L'Iran reprend l'approvisionnement en énergie de l'Irak
Le ministre iranien de l'énergie Reza Ardakanian a conduit mardi une délégation de haut niveau pour visiter l'Irak voisin, un pays qui accumule des milliards de dollars de factures de gaz impayées à Téhéran, qui depuis des années exprime ses plaintes à ce sujet.
Lundi, Téhéran a coupé l'alimentation électrique de Bagdad en raison des retards qui ont mis le gouvernement irakien en état d'alerte par crainte d'une pression citoyenne accrue en raison des coupures de courant.
La Compagnie nationale du gaz d'Iran (CNGI) a déclaré dans un communiqué que la dette actuelle est de plus de 6 milliards de dollars et qu'elle va donc réduire son approvisionnement en gaz de cinq à trois millions de mètres cubes. Trois milliards de dollars ont été bloqués à la Banque du commerce d'Irak, la principale entité financière publique, et le montant restant n'a pas encore été entièrement payé par le ministère irakien de l'énergie.
Le non-paiement est une violation de l'accord sur l'énergie signé par les deux pays en juin de cette année, qui est né avec l'intention de prolonger le reste de l'année 2020 et toute l'année 2021, le plus long accord signé à ce jour.
Malgré le montant important de la dette accumulée, la visite avait pour but de parvenir à un accord qui permettrait la reprise des livraisons de gaz de l'Iran à l'Irak, ce qui s'est finalement produit, bien qu'il n'ait pas été précisé comment Bagdad traitera la dette et que la réduction annoncée par le CNGI mette l'Irak dans une situation très difficile.
Le ministre iranien a rencontré son homologue irakien, Majid Hantoch, le Premier ministre Mustafa al-Kazemi et le gouverneur de la Banque centrale irakienne, Mustafa Mekhif, car en théorie l'Iran récupérerait son argent par le biais des institutions bancaires publiques pour éviter les sanctions américaines.
Pendant des décennies, les Irakiens ont subi des coupures de courant pouvant aller jusqu'à 20 heures dans certaines régions du pays. Le prix de l'électricité a progressivement augmenté au fur et à mesure de la progression de l'une de leurs pires crises économiques et de la dévaluation de la monnaie nationale. Avec ses propres ressources naturelles, l'Irak ne produit que 16 000 MW, loin de la demande estimée à 24 000 MW, qui atteint 30 000 MW en été.

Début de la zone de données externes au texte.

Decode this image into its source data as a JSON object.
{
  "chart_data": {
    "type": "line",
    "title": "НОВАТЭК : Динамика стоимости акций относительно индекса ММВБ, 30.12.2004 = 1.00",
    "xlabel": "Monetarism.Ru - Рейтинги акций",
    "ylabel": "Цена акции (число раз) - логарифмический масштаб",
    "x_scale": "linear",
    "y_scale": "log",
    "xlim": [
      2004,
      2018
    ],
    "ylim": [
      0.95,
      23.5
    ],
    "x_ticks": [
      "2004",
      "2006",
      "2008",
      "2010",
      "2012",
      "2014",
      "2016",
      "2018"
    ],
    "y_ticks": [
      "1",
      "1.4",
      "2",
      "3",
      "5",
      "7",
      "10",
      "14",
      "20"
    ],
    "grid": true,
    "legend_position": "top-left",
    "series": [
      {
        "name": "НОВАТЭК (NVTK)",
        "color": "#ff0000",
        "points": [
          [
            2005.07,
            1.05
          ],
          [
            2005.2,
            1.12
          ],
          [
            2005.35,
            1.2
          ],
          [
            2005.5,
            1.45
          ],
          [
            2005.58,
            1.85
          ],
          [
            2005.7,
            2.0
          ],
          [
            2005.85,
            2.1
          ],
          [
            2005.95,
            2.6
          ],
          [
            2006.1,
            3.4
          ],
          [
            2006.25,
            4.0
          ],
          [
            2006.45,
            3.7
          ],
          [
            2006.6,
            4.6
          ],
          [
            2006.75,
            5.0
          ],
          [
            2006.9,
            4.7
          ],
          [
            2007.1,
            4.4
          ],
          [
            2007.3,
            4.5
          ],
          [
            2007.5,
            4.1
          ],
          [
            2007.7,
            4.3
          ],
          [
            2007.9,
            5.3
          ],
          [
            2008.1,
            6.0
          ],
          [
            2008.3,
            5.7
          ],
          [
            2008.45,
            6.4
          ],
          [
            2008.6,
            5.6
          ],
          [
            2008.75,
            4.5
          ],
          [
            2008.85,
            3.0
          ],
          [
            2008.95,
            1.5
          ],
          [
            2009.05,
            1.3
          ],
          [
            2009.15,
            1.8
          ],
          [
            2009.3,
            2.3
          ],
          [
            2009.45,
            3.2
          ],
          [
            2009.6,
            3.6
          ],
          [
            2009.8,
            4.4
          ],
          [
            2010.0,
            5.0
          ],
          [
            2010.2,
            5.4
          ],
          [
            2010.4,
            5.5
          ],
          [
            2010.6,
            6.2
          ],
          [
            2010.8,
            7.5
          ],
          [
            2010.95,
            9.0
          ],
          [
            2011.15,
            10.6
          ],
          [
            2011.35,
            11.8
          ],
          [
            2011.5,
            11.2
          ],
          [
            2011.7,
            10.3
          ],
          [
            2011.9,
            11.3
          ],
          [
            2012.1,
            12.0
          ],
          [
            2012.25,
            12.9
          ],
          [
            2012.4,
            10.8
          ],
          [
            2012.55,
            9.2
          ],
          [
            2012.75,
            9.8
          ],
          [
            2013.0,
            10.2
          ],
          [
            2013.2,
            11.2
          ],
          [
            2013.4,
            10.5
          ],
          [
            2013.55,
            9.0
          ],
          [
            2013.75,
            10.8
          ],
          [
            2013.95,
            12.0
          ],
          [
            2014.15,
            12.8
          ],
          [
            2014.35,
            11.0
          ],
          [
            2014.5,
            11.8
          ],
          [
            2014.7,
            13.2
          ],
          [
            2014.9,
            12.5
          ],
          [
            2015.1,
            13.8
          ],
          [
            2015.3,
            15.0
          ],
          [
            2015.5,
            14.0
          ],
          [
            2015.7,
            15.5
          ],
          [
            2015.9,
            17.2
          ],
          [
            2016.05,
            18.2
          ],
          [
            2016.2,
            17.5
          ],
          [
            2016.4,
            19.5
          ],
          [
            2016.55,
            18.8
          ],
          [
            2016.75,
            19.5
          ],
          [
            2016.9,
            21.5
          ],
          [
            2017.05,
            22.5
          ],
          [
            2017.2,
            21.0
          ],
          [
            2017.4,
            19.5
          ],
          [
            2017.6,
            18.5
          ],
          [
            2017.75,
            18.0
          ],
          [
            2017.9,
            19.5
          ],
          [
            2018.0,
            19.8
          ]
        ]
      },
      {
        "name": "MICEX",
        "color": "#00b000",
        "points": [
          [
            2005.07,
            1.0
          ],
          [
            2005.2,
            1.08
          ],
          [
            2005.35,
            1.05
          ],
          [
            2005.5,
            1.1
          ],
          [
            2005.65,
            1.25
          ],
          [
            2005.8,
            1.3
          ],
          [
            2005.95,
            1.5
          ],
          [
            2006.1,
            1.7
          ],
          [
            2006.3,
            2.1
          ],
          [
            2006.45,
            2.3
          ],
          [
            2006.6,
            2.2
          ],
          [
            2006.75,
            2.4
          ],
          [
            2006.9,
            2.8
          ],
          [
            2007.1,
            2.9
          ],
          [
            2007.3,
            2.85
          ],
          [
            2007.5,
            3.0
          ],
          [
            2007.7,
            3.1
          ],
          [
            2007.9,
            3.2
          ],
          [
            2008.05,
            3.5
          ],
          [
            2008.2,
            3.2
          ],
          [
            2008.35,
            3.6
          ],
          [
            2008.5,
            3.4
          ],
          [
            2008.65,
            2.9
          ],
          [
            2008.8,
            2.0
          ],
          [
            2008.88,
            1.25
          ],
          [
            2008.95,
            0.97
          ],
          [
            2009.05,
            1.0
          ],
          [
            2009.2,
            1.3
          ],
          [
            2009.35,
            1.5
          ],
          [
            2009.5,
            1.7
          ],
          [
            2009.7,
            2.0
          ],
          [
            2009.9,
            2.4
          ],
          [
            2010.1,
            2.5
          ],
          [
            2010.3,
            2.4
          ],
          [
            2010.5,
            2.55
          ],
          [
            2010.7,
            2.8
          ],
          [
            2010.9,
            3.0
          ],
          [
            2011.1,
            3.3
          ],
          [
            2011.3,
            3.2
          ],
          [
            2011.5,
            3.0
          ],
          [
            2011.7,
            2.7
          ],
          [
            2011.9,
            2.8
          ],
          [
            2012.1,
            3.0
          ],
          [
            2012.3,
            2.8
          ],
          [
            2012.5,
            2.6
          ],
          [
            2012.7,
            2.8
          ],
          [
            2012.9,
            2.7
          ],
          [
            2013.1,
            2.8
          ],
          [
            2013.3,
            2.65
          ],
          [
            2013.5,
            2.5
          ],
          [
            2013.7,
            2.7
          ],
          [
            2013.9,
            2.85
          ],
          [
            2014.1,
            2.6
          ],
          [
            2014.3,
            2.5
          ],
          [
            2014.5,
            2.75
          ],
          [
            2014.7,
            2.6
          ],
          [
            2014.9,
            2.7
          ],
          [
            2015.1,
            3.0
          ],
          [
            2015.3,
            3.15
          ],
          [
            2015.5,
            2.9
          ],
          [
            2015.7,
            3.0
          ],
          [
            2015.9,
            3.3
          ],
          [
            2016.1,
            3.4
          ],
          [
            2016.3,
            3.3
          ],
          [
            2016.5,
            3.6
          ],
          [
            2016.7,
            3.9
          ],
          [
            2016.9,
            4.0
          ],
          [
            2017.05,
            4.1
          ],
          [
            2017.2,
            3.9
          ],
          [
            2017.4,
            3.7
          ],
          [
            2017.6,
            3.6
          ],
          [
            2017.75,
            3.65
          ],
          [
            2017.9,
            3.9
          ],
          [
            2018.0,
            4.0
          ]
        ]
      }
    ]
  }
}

À sa situation budgétaire précaire s'ajoute le coût de 12 milliards de dollars par an en subventions à l'électricité, qui représentent une dépense astronomique pour le gouvernement irakien.
En plus de la pénurie d'énergie, le pays doit faire face à des défis majeurs tels que le terrorisme, la corruption et le manque de denrées alimentaires de base. Certains de ces problèmes ont été aggravés par la pandémie.

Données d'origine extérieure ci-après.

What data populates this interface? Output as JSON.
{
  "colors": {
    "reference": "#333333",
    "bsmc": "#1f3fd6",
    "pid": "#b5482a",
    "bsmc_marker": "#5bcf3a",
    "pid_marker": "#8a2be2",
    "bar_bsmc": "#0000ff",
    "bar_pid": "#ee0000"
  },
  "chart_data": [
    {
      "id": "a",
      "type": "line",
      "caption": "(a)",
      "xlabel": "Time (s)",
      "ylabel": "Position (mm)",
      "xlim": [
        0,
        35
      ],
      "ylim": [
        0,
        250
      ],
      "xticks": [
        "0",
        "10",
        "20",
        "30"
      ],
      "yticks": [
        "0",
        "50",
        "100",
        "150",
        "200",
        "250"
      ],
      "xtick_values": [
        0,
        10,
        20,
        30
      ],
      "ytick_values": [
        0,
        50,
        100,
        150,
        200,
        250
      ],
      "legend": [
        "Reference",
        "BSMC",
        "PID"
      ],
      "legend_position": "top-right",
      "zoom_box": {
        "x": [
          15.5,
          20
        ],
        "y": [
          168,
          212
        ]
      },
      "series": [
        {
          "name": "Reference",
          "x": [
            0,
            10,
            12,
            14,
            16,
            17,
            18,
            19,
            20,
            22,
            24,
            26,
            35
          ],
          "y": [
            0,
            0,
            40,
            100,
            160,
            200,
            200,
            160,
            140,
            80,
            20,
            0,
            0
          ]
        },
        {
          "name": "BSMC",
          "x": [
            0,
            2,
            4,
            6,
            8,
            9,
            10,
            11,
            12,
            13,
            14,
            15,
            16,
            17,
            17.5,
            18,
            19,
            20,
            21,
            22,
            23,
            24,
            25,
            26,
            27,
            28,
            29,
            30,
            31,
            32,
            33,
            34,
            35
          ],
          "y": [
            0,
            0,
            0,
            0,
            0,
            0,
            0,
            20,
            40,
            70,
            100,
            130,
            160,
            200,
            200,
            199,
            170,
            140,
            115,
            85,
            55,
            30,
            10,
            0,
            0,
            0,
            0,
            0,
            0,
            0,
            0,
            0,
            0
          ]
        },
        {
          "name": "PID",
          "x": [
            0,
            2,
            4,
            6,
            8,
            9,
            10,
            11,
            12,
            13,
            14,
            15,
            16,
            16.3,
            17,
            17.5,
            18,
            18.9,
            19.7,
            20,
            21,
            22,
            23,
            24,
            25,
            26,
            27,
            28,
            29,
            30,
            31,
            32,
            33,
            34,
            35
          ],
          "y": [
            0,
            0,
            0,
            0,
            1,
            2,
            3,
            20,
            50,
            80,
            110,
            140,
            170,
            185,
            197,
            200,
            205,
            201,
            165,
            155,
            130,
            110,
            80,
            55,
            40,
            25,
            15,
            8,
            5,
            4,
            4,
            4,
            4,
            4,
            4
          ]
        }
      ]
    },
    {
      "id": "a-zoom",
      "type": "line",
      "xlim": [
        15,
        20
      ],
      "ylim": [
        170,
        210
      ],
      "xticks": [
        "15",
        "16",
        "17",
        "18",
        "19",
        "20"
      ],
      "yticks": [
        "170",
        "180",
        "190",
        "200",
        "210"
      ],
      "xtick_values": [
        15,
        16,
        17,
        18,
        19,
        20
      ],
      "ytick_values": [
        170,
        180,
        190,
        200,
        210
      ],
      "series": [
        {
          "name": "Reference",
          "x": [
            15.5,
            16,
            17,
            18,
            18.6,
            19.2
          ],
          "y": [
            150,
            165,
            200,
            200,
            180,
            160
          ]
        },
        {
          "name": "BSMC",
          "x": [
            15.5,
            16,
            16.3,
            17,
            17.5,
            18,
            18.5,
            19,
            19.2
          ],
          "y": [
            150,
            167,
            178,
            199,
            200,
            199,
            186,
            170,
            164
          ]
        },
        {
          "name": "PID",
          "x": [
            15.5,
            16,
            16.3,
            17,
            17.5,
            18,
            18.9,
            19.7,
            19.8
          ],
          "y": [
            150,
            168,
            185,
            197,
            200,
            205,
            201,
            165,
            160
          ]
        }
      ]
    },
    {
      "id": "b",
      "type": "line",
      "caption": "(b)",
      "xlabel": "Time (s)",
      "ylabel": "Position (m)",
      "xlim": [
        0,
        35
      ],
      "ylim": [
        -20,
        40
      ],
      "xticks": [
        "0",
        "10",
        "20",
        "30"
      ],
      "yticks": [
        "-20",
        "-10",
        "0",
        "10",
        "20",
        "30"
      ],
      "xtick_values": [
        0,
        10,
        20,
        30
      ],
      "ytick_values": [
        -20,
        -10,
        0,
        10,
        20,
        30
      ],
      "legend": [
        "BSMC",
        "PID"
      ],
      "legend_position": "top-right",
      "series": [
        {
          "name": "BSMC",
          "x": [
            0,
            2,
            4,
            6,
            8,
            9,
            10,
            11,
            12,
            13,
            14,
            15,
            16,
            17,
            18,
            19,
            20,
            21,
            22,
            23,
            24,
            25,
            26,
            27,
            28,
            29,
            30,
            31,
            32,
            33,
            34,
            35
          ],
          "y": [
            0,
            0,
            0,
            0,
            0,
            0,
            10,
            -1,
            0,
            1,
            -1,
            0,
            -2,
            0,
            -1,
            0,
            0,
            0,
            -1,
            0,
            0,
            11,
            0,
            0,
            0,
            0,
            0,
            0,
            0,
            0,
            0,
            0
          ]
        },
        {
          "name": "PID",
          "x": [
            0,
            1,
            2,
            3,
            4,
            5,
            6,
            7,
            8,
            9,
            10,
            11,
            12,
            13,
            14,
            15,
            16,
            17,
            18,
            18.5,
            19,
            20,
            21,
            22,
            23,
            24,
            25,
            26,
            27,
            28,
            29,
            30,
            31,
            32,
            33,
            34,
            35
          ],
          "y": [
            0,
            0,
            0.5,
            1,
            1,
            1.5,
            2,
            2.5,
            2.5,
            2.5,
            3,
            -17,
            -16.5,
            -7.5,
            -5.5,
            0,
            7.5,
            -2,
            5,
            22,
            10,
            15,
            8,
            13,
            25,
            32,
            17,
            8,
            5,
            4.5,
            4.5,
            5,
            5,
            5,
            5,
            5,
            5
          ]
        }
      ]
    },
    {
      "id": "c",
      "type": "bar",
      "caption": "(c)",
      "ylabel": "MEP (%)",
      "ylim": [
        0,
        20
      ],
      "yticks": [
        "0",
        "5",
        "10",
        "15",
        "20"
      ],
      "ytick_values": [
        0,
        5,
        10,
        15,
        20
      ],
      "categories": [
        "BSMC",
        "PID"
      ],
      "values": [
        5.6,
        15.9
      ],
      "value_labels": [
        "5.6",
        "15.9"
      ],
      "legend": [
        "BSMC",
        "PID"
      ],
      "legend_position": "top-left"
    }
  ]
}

Le ministre iranien a également profité de sa visite pour annoncer que la Haute Commission conjointe pour la coopération économique et commerciale entre l'Iran et l'Irak se tiendra dans les prochaines semaines à Téhéran après une pause de six ans.
La coopération énergétique entre les deux pays du Moyen-Orient n'est pas du goût des États-Unis, qui ont leur plus grand rival régional en Iran et dont ils ont imposé des sanctions sur le secteur énergétique en 2018.
Malgré son opposition à la signature de l'accord de juin, Washington a autorisé à plusieurs reprises l'Irak à importer de l'énergie iranienne en l'exemptant des sanctions pour des périodes de 90 à 120 jours. Toutefois, la dernière dérogation, accordée en novembre, ne prévoyait que 45 jours.
En mai de cette année, le ministre irakien des finances a déclaré que l'intention du gouvernement était de se conformer aux sanctions américaines contre l'Iran et de cesser d'importer de l'électricité et du gaz du pays persan. Cependant, il n'a pas précisé quand ils cesseraient de le faire et tant l'accord de juin que celui de mardi remettent en question ses propos.
L'Irak est un pays très dépendant de l'Iran, non seulement pour l'électricité mais aussi pour les importations de denrées alimentaires. Pour réduire cette dépendance, elle a conclu en mai de cette année un accord énergétique avec l'Arabie Saoudite, mais même ainsi, pour le moment, elle devra continuer à maintenir de bonnes relations avec Téhéran.